Nevertheless, in the relationship between transient parkers and parking proprietors, I think demand for LPR solutions (handheld-based, access control based) will continue to grow. Successful recognition rates will creep up slowly as newer algorithms and more computing intelligence is thrown at the problem. And then eventually when all vehicles and/or plates offer built-in computer readable tagging, this will all become moot.
Conclusion
If you’re still reading – whew, thanks for hanging in there - then you’ve learned about some of the more interesting things I found at the show.
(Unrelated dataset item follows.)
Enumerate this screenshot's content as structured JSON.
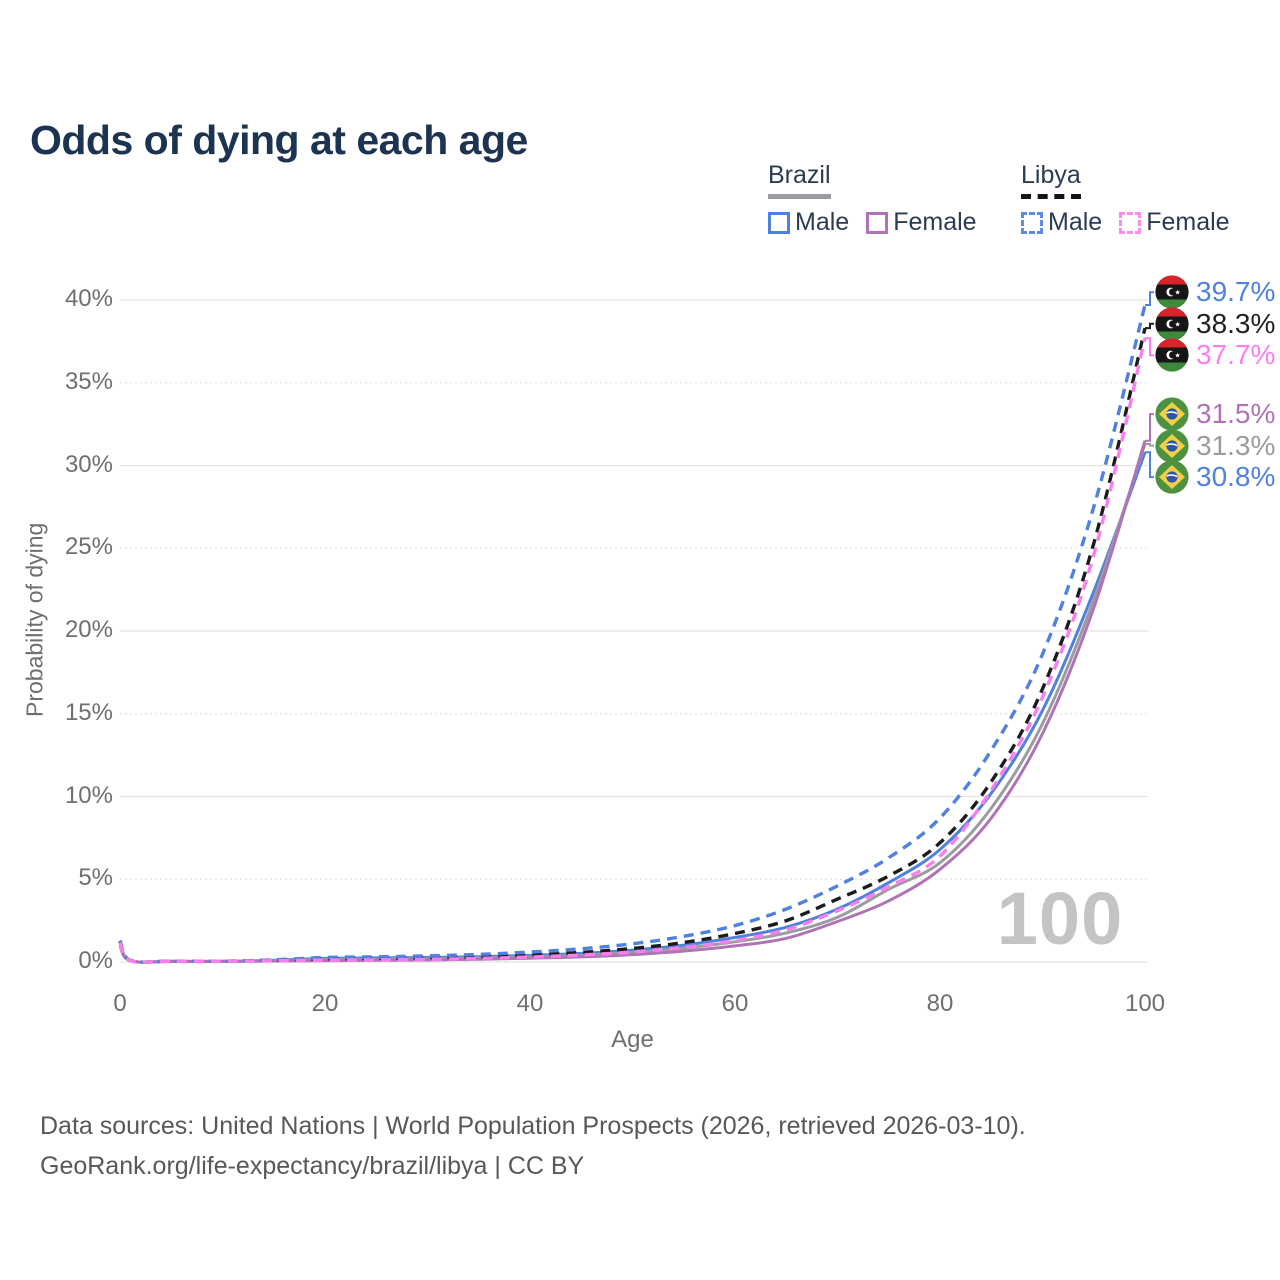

Other, less neat parking discoveries that I investigated:
- handheld computers (nothing new here)
- barriers (snooze)
- paper products (double-snooze!)
- automated garages (rare)
- facility management companies (yecch)
- various hardware components (keypads and readers and card swipes, oh my!)
- single space meters (apparently they’re self-enforcing now)
I was talking to a German visitor at the show about his opinion of the expo. He said it was his fourth time to Intertraffic, and that innovation seems to alternate between shows, as if there’s a two year cycle for new products. Unfortunately this year seemed to be the “off” year. Interesting… if his assertion holds true then I’m definitely looking forward to Intertraffic 2008 in Hamsterdam.
P.S. If you're wondering about my non-work time: I did visit the Van Gogh Museum and Rijksmuseum (big thanks to Sandra and Tom for spending the day with me!), checked out a real-live working windmill. And before you ask: Yes, I walked through the red-light district at night. And and also stuck my head into one of the more interesting "coffee shops" - but I swear I never inhaled! ;-)
Stan, thanks for your message.
Yes, I'll be attending IPI in Vegas (see next post) but I don't planning on getting back to Arizona any time soon.
As for my "verbal meandering" - that's a good name for it. I've also heard it called "verbal diarrhea" but I like your term better.
Posted by: Blake Laufer | May 08, 2006 at 09:57 AM
You do get around. If you make it to Vegas
and happen back through Arizona, would enjoy
seeing you again. Thanks to my son, Steve, I
logged on to your website and enjoy your
verbal meandering. Yes, I'm still very much alive.